Ashton Kutcher Proves Global Health is Sexy

by Alanna Shaikh · 2009-04-20 17:01:00 UTC

(photo credit: cliff1066)

If anyone still doubted that global health was a now sexy topic, Ashton Kutcher has proven them wrong. He engaged in a high-profile contest with CNN to see who can gather one million Twitter followers first. If he won, he promised to donate ten thousand bed nets to Malaria No More. Kutcher did win, narrowly.

You'd expect me to be excited about this, and I am trying, I promise. There is a solid argument to be made that any attention to a major health problem is good attention. And he's not focusing on HIV, which is a nice change as celebrity advocacy goes.

Bednets, however, are not an unequivocal good. For one thing, they are mostly imported, which touches on the imported solution problems I mentioned in my last two posts. This piece at Project Diaspora discusses bednets and local empowerment in detail. Bednets are not necessarily used by the recipients for the intended purpose; they've been made into wedding dresses and used as fishing nets, for example. Finally, Scientific American points out that current bednet design is based on houses with flat roofs where every family member has their own bed.

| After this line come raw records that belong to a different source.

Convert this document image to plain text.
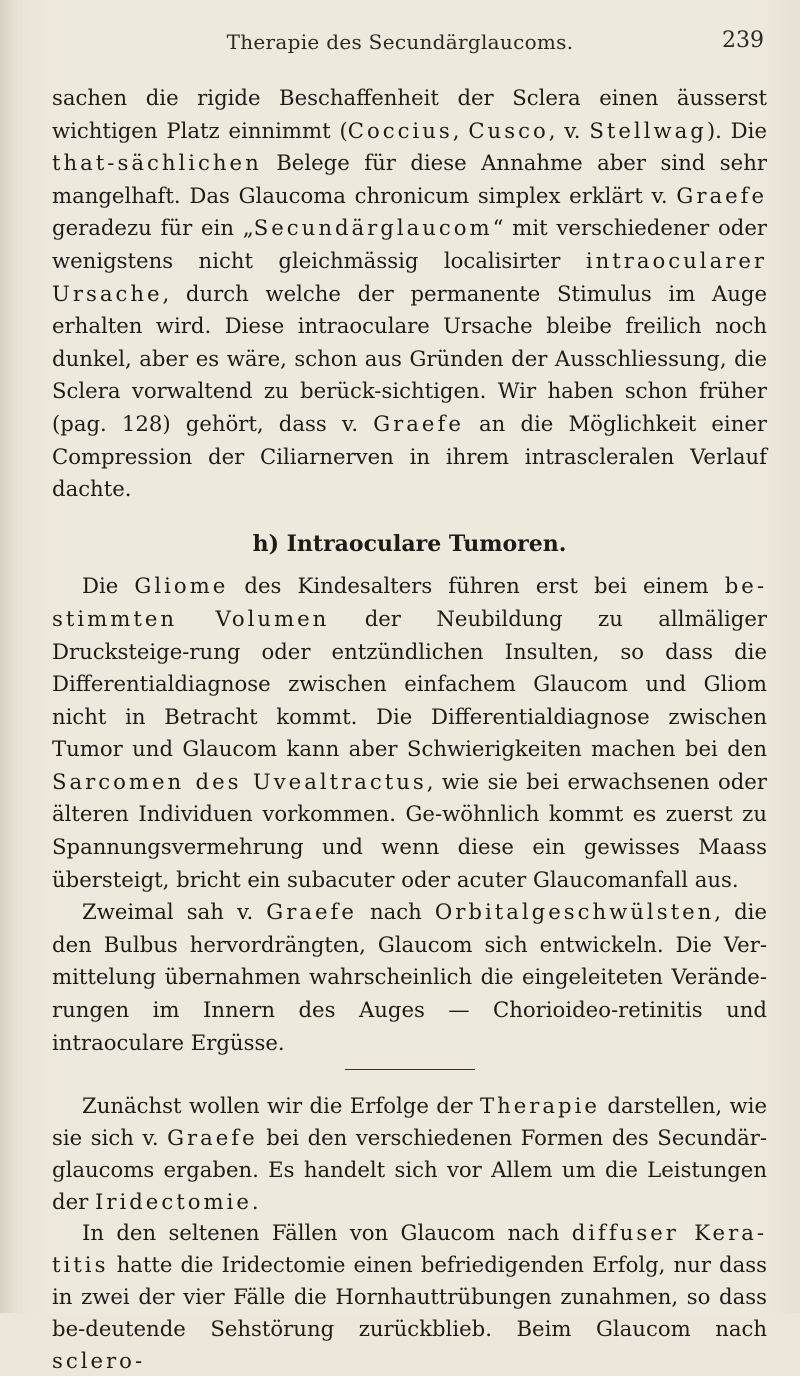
Therapie des Secundärglaucoms.	239

sachen die rigide Beschaffenheit der Sclera einen äusserst wichtigen Platz einnimmt (Coccius, Cusco, v. Stellwag). Die that-sächlichen Belege für diese Annahme aber sind sehr mangelhaft. Das Glaucoma chronicum simplex erklärt v. Graefe geradezu für ein „Secundärglaucom“ mit verschiedener oder wenigstens nicht gleichmässig localisirter intraocularer Ursache, durch welche der permanente Stimulus im Auge erhalten wird. Diese intraoculare Ursache bleibe freilich noch dunkel, aber es wäre, schon aus Gründen der Ausschliessung, die Sclera vorwaltend zu berück-sichtigen. Wir haben schon früher (pag. 128) gehört, dass v. Graefe an die Möglichkeit einer Compression der Ciliarnerven in ihrem intrascleralen Verlauf dachte.

h) Intraoculare Tumoren.

Die Gliome des Kindesalters führen erst bei einem be-stimmten Volumen der Neubildung zu allmäliger Drucksteige-rung oder entzündlichen Insulten, so dass die Differentialdiagnose zwischen einfachem Glaucom und Gliom nicht in Betracht kommt. Die Differentialdiagnose zwischen Tumor und Glaucom kann aber Schwierigkeiten machen bei den Sarcomen des Uvealtractus, wie sie bei erwachsenen oder älteren Individuen vorkommen. Ge-wöhnlich kommt es zuerst zu Spannungsvermehrung und wenn diese ein gewisses Maass übersteigt, bricht ein subacuter oder acuter Glaucomanfall aus.

Zweimal sah v. Graefe nach Orbitalgeschwülsten, die den Bulbus hervordrängten, Glaucom sich entwickeln. Die Ver-mittelung übernahmen wahrscheinlich die eingeleiteten Verände-rungen im Innern des Auges — Chorioideo-retinitis und intraoculare Ergüsse.

Zunächst wollen wir die Erfolge der Therapie darstellen, wie sie sich v. Graefe bei den verschiedenen Formen des Secundär-glaucoms ergaben. Es handelt sich vor Allem um die Leistungen der Iridectomie.

In den seltenen Fällen von Glaucom nach diffuser Kera-titis hatte die Iridectomie einen befriedigenden Erfolg, nur dass in zwei der vier Fälle die Hornhauttrübungen zunahmen, so dass be-deutende Sehstörung zurückblieb. Beim Glaucom nach sclero-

This isn't all that useful for a family sleeping on the floor in a one or two room hut.

There are other ways to reduce the incidence of malaria. Indoor residual spraying is recommend by the World Health Organization, as is reducing mosquito vectors such as pools of standing water. I can't really blame Ashton Kutcher for not knowing that. He isn't an expert on malaria prevention and treatment. Which is, of course, a major problem with celebrity advocacy.

So, in the end, I guess I feel the same way I do every time a global health issue hits the mainstream media. More coverage is good, and may lead to public support for increasing government and NGO funding on issues that matter to everyone. I always wish, though, that the coverage would have a little more detail on the health topic in question and a little less on the celebrity or scare tactic that brought us the attention.